As students begin to encounter academic discourse about informational and literary prose, it is important for them to understand and use another form of writing: poetry. Understanding and using poetic language helps students "pursue discipline-based inquiries more fully and deeply and think creatively with more substance than they would otherwise." In an Imagine Reading Poetry Study, students read a poem and supporting prose that helps them better understand it.
The purpose of the Power Line Lesson is to help students “enjoy the poem for what it is on the surface and also understand the strong messages hidden in the language.” Although the structure of the Power Line Lesson differs from the Power Sentence Lesson in several ways, the focus on interactive, whole-class instruction and discussion remains the same. Each Power Line Lesson creates opportunities to explore and discuss key lines from a poem, thereby unlocking deeper meaning, deeper connections, and deeper insights into the poet’s craft. Throughout the lesson, students also apply their new understanding to the Focus Question, which helps them create connections between poetry and broader academic topics. At the end of each lesson, students have the opportunity to use what they learned to develop their own writing and strengthen their own poetic sensibilities.
The targeted language instruction in each Power Line Lesson benefits your students in multiple ways:
- Helps students discover the beauty and usefulness of figurative language when
expressing ideas and emotions.
- Provides students with insights and ideas that enrich their own writing—both poetry and
- Builds students’ understanding of poetic language, helping them engage with literature
that builds empathy and emotional intelligence.
- Provides a model for students to engage in academic discourse.
To access the Power Line Lesson Plan
- Log in to the Literacy suite. If this is your first time logging in, choose Imagine Reading.
- Click Unit Library in the upper navigation bar to choose the poetry unit that you want to lead a Power Line Lesson for.
- In the navigation pane, click the name of the Poetry Study that you want to lead a Power Line Lesson for, then click Power Line Lesson.

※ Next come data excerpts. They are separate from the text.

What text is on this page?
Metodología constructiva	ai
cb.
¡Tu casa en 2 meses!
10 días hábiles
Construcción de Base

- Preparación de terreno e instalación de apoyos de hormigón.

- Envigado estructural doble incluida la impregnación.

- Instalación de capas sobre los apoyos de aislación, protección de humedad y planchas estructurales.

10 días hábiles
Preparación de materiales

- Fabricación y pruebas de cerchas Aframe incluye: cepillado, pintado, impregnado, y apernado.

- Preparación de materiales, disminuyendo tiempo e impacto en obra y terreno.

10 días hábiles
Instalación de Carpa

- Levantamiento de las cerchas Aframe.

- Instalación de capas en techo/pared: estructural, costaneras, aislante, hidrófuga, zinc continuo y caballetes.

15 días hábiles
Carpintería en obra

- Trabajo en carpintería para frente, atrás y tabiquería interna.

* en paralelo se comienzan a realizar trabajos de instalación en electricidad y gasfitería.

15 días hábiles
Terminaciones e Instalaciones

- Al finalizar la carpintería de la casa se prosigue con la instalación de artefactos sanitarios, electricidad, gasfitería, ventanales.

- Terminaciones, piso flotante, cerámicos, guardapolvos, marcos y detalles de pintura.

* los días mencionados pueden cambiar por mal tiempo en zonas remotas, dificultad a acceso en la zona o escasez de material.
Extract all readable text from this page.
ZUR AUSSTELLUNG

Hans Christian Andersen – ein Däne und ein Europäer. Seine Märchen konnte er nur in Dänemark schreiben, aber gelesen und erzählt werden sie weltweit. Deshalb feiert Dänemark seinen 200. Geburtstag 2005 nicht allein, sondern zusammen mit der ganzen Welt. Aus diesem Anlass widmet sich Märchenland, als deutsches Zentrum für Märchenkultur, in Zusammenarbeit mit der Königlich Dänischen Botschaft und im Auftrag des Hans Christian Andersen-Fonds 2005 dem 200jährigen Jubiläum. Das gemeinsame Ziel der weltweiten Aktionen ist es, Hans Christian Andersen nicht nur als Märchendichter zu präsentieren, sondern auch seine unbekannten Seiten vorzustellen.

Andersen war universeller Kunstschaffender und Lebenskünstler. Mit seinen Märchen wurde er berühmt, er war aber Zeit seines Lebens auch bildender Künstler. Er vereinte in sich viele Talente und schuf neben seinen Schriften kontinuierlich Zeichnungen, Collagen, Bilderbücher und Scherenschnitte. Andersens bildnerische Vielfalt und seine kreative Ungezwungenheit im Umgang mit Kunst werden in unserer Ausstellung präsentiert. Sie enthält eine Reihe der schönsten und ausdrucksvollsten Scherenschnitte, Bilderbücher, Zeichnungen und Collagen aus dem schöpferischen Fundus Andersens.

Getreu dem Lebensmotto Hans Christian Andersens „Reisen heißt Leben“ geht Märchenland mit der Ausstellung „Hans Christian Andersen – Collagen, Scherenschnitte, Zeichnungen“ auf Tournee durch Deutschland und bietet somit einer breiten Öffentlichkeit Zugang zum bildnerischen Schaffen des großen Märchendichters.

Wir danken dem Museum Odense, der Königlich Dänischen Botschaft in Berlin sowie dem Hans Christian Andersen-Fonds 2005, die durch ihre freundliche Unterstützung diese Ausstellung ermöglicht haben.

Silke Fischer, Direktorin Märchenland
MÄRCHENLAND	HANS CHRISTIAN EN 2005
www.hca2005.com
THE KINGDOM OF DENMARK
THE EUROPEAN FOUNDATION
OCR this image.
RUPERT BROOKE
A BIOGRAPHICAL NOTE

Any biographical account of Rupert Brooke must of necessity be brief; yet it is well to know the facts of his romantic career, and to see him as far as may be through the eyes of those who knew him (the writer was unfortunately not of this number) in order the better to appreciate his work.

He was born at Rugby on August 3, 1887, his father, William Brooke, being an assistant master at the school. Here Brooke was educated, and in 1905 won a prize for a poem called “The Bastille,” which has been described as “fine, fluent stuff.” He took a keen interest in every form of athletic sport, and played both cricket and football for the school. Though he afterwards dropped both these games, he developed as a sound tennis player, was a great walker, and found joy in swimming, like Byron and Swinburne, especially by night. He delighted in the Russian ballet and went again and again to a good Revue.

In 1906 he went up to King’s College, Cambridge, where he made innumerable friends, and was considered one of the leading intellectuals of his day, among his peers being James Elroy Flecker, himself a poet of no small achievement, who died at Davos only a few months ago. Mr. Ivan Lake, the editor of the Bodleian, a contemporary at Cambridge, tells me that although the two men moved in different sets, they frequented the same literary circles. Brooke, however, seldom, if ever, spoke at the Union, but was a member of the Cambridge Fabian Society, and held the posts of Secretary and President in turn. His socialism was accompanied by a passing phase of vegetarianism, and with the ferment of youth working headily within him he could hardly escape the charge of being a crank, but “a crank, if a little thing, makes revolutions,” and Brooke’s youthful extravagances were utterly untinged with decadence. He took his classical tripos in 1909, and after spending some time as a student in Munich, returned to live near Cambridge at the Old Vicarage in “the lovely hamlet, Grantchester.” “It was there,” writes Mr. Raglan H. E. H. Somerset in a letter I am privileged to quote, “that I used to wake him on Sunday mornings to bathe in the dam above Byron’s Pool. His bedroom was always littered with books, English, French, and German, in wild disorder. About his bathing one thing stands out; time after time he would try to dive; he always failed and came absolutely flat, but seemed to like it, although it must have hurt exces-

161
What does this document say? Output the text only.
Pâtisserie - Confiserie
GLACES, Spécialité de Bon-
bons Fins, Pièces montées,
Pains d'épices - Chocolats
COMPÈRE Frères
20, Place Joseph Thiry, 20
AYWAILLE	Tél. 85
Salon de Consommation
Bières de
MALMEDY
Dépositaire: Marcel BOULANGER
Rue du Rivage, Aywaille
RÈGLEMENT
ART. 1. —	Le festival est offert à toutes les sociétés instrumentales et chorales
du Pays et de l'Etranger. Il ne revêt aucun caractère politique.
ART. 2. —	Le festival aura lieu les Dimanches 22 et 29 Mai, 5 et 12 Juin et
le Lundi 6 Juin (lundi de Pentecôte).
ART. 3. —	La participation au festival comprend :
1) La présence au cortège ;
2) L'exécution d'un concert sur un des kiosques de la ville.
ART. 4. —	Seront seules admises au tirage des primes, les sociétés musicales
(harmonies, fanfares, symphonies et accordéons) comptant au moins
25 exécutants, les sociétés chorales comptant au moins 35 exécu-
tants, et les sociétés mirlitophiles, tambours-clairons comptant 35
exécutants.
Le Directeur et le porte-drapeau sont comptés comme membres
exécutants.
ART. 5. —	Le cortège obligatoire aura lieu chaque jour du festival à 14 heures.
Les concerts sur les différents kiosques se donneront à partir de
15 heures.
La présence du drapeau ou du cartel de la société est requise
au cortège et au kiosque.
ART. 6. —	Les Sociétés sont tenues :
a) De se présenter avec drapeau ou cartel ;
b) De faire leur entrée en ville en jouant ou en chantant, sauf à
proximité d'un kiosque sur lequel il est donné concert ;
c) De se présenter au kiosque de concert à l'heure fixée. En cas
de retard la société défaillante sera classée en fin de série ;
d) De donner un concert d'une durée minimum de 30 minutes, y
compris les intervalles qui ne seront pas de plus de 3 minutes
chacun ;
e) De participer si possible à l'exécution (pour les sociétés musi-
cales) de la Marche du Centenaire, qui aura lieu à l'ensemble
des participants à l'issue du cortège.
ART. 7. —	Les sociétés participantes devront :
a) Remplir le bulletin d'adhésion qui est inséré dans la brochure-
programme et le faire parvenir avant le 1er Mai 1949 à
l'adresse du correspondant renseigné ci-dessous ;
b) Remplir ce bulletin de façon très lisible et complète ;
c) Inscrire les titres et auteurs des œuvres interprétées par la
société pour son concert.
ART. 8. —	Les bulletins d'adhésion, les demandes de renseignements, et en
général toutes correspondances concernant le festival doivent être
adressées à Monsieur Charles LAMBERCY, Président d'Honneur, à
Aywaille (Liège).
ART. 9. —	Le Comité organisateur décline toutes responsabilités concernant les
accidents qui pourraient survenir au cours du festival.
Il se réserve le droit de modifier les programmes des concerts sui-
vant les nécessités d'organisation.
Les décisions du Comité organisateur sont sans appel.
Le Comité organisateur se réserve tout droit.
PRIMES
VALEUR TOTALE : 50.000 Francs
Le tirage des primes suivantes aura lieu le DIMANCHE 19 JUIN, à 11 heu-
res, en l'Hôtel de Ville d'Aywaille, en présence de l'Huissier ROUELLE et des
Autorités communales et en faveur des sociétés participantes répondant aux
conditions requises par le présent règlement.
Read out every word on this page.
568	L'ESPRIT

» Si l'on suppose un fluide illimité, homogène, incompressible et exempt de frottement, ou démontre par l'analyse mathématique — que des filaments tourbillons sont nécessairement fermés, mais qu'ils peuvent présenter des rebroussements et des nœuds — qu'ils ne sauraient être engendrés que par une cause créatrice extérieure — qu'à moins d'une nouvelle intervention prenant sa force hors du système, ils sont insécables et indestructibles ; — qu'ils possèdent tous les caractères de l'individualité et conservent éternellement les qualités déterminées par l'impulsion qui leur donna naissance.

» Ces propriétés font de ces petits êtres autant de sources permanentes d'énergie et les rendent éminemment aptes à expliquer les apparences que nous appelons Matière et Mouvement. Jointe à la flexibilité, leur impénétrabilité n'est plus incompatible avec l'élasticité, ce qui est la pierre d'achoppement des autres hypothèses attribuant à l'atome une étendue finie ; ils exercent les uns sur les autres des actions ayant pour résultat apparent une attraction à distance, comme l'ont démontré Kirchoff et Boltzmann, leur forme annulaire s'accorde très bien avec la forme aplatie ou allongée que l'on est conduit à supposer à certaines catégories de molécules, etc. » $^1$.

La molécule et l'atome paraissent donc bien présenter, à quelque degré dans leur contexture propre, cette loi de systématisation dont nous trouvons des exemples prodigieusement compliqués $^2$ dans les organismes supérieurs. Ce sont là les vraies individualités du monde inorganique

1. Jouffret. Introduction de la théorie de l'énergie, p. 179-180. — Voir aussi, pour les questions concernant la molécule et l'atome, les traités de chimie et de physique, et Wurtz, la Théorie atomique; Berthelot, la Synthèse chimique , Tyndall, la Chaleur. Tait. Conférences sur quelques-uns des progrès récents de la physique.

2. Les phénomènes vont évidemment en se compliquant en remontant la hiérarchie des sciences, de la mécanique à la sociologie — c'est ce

Instructions on how to prepare for each Power Line Lesson are provided in the Lesson Plan. Read or review the Power Line Lesson Protocol, read the poem that includes the Power Lines, and print any offline materials.
Print Offline Materials
Before you lead a Power Line Lesson, Educators should print the Poetry Study found in the Power Line Lesson Plan.
To print offline materials
- In the Power Line Lesson Plan, scroll down to Student Materials, then click Poetry Study.
- Print the Poetry Study from your browser.
Follow the Lesson Plan
The Power Line Lesson Plan includes step-by-step instructions on how to lead a Power Line Lesson, including:
- Establishing Context for the Power Lines
- Deconstructing the Power Lines and Unpack the Meaning
- Connecting Ideas Between the Power Lines and Focus Question
- Reconstructing the Power Lines
- Transitioning to Close Reading
- Completing the Extension Activity (optional)
Unlike Power Sentence Lessons, Power Line Lessons do not use Presentation Mode at this time.